We don’t need to be told twice: We’ve been striking agreements left, right, and center on ramping up the exploitation of our natural gas and getting more of it exported to Europe. We’re cutting down on domestic electricity consumption to bump up exports to Europe and secure some extra FX liquidity, and we’re also boosting production capacity. The IEA report namechecks talks with Eni to ramp up gas imports from Egypt to Italy and the rest of Europe. We’ve also struck a landmark agreement that will see Israel send more gas to Egypt’s LNG facilities before exporting it on tankers to European shores.
#3- Green hydrogen is about to become competitive: Falling hydrogen production costs could mean that the continent will be able to deliver green hydrogen to the EU at “internationally competitive price points” by 2030. As the report acknowledges, we’re leading the continent when it comes to this nascent sector: The Madbouly government has signed more than USD 10 bn of preliminary agreements for projects with international partners, and is expected to announce more at COP27.

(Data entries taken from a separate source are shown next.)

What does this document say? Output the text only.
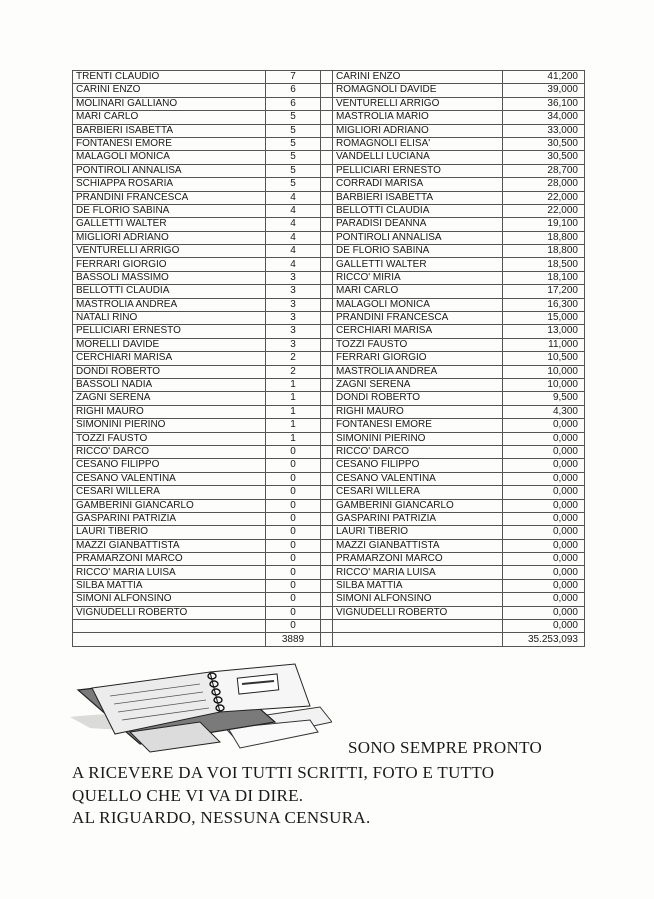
TRENTI CLAUDIO	7		CARINI ENZO	41,200
CARINI ENZO	6		ROMAGNOLI DAVIDE	39,000
MOLINARI GALLIANO	6		VENTURELLI ARRIGO	36,100
MARI CARLO	5		MASTROLIA MARIO	34,000
BARBIERI ISABETTA	5		MIGLIORI ADRIANO	33,000
FONTANESI EMORE	5		ROMAGNOLI ELISA'	30,500
MALAGOLI MONICA	5		VANDELLI LUCIANA	30,500
PONTIROLI ANNALISA	5		PELLICIARI ERNESTO	28,700
SCHIAPPA ROSARIA	5		CORRADI MARISA	28,000
PRANDINI FRANCESCA	4		BARBIERI ISABETTA	22,000
DE FLORIO SABINA	4		BELLOTTI CLAUDIA	22,000
GALLETTI WALTER	4		PARADISI DEANNA	19,100
MIGLIORI ADRIANO	4		PONTIROLI ANNALISA	18,800
VENTURELLI ARRIGO	4		DE FLORIO SABINA	18,800
FERRARI GIORGIO	4		GALLETTI WALTER	18,500
BASSOLI MASSIMO	3		RICCO' MIRIA	18,100
BELLOTTI CLAUDIA	3		MARI CARLO	17,200
MASTROLIA ANDREA	3		MALAGOLI MONICA	16,300
NATALI RINO	3		PRANDINI FRANCESCA	15,000
PELLICIARI ERNESTO	3		CERCHIARI MARISA	13,000
MORELLI DAVIDE	3		TOZZI FAUSTO	11,000
CERCHIARI MARISA	2		FERRARI GIORGIO	10,500
DONDI ROBERTO	2		MASTROLIA ANDREA	10,000
BASSOLI NADIA	1		ZAGNI SERENA	10,000
ZAGNI SERENA	1		DONDI ROBERTO	9,500
RIGHI MAURO	1		RIGHI MAURO	4,300
SIMONINI PIERINO	1		FONTANESI EMORE	0,000
TOZZI FAUSTO	1		SIMONINI PIERINO	0,000
RICCO' DARCO	0		RICCO' DARCO	0,000
CESANO FILIPPO	0		CESANO FILIPPO	0,000
CESANO VALENTINA	0		CESANO VALENTINA	0,000
CESARI WILLERA	0		CESARI WILLERA	0,000
GAMBERINI GIANCARLO	0		GAMBERINI GIANCARLO	0,000
GASPARINI PATRIZIA	0		GASPARINI PATRIZIA	0,000
LAURI TIBERIO	0		LAURI TIBERIO	0,000
MAZZI GIANBATTISTA	0		MAZZI GIANBATTISTA	0,000
PRAMARZONI MARCO	0		PRAMARZONI MARCO	0,000
RICCO' MARIA LUISA	0		RICCO' MARIA LUISA	0,000
SILBA MATTIA	0		SILBA MATTIA	0,000
SIMONI ALFONSINO	0		SIMONI ALFONSINO	0,000
VIGNUDELLI ROBERTO	0		VIGNUDELLI ROBERTO	0,000
	0			0,000
	3889			35.253,093
SONO SEMPRE PRONTO
A RICEVERE DA VOI TUTTI SCRITTI, FOTO E TUTTO
QUELLO CHE VI VA DI DIRE.
AL RIGUARDO, NESSUNA CENSURA.
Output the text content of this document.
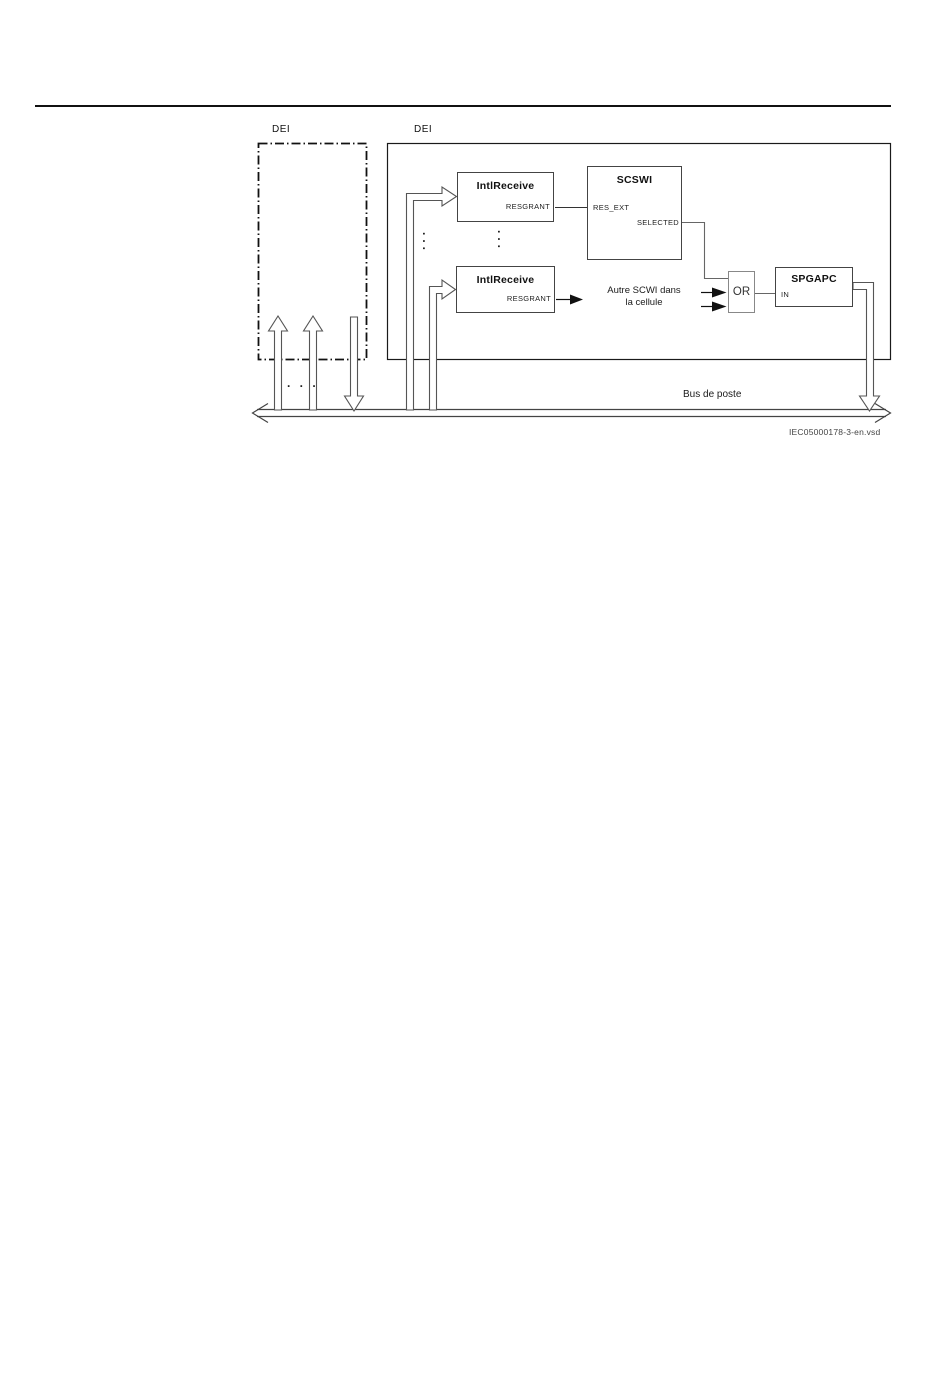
DEI	DEI
IntlReceive
RESGRANT
IntlReceive
RESGRANT
SCSWI
RES_EXT
SELECTED
OR
SPGAPC
IN
Autre SCWI dans
la cellule
Bus de poste
. . .
...	...
IEC05000178-3-en.vsd
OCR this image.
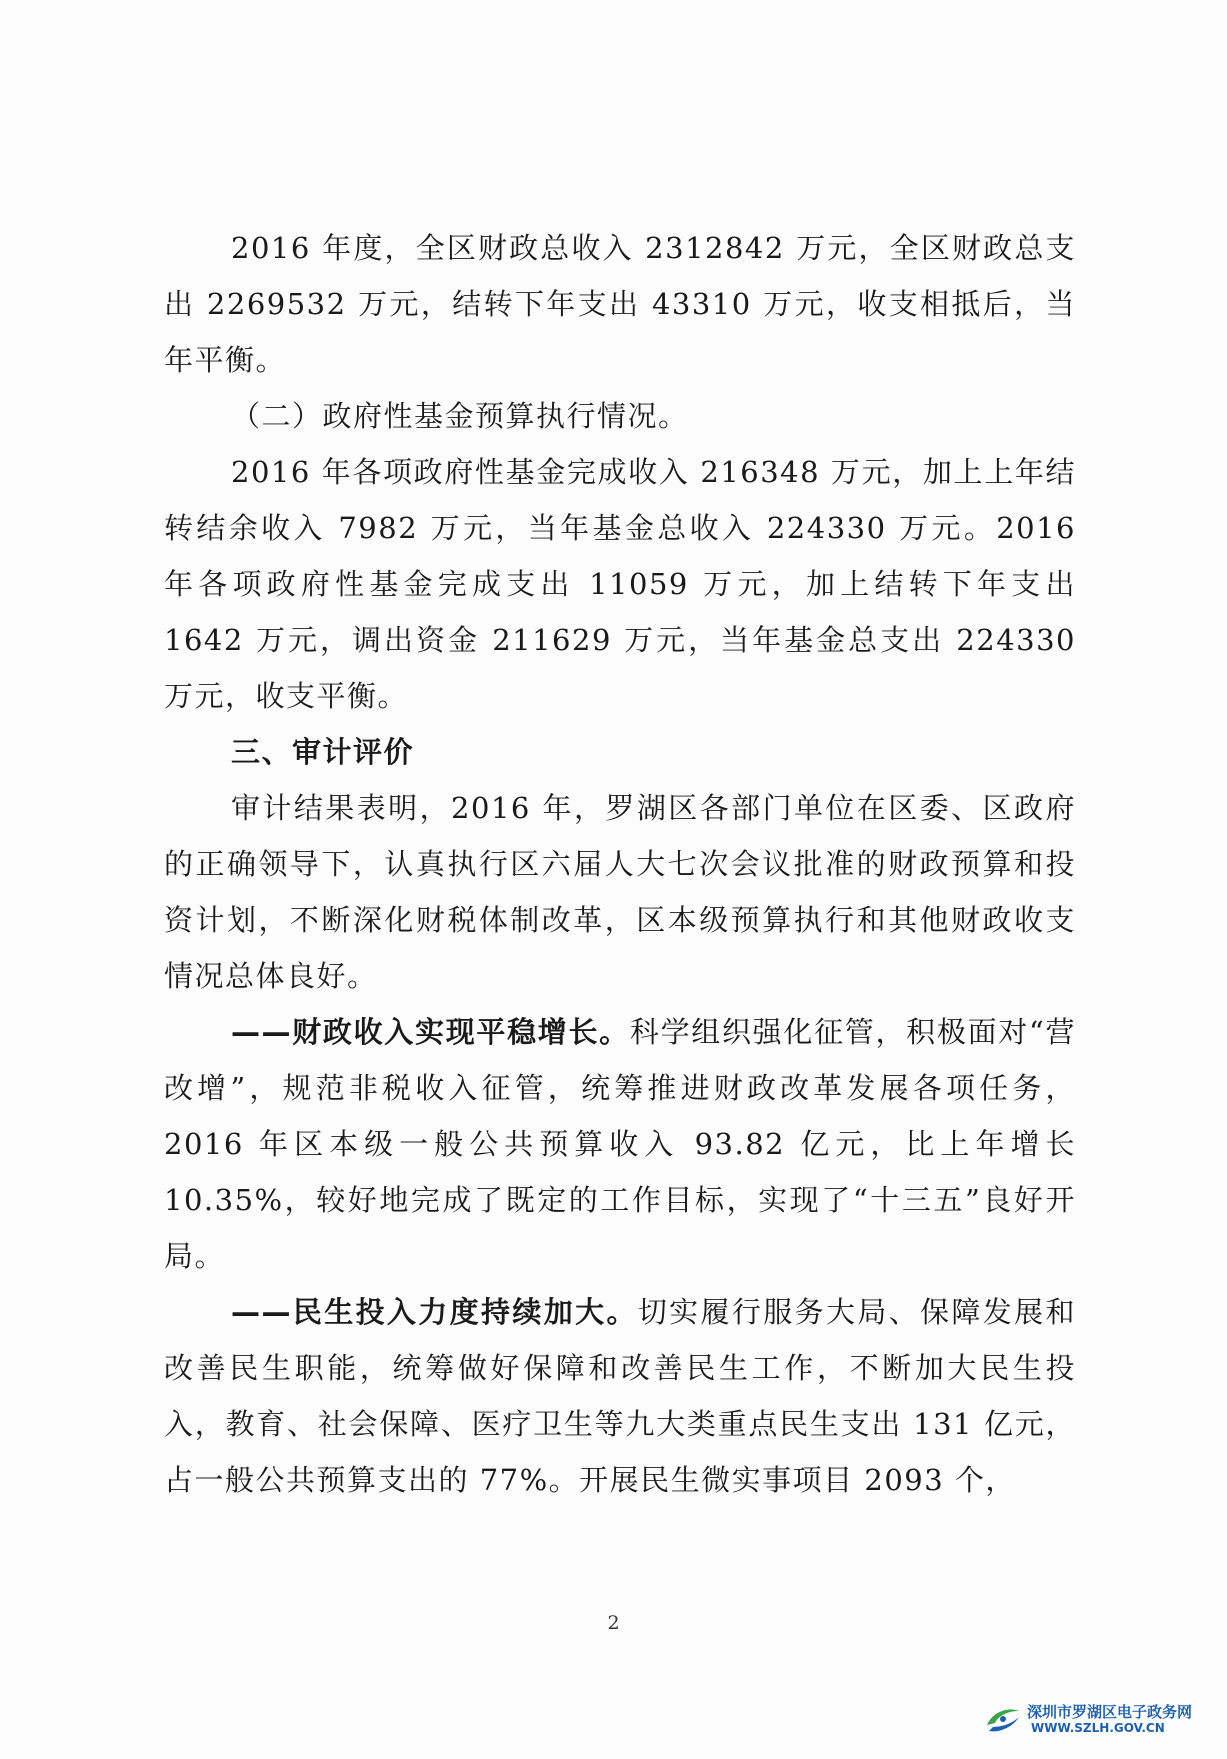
2016 年度，全区财政总收入 2312842 万元，全区财政总支出 2269532 万元，结转下年支出 43310 万元，收支相抵后，当年平衡。

（二）政府性基金预算执行情况。

2016 年各项政府性基金完成收入 216348 万元，加上上年结转结余收入 7982 万元，当年基金总收入 224330 万元。2016 年各项政府性基金完成支出 11059 万元，加上结转下年支出 1642 万元，调出资金 211629 万元，当年基金总支出 224330 万元，收支平衡。

三、审计评价

审计结果表明，2016 年，罗湖区各部门单位在区委、区政府的正确领导下，认真执行区六届人大七次会议批准的财政预算和投资计划，不断深化财税体制改革，区本级预算执行和其他财政收支情况总体良好。

——财政收入实现平稳增长。科学组织强化征管，积极面对“营改增”，规范非税收入征管，统筹推进财政改革发展各项任务，2016 年区本级一般公共预算收入 93.82 亿元，比上年增长10.35%，较好地完成了既定的工作目标，实现了“十三五”良好开局。

——民生投入力度持续加大。切实履行服务大局、保障发展和改善民生职能，统筹做好保障和改善民生工作，不断加大民生投入，教育、社会保障、医疗卫生等九大类重点民生支出 131 亿元，占一般公共预算支出的 77%。开展民生微实事项目 2093 个，

2
深圳市罗湖区电子政务网
WWW.SZLH.GOV.CN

The price tag for a sustainably powered Africa? Securing modern energy access for all Africans by 2030 would require only USD 25 bn of investment a year — the equivalent of 1% of global energy investment or constructing one large liquefied natural gas (LNG) terminal, according to the IEA. But to do that while also achieving all the other sustainability goals in the SAS would take USD 190 bn annually from 2026 until 2030.
That means we need more finance: “Multilateral development banks must make increasing financial flows to Africa an absolute priority” by upping concessional finance, helping to double domestic financial markets, and using innovative financing methods like carbon credits (something we’re already exploring), the IEA says. Debt burdens in some African countries remain an investment risk, it adds.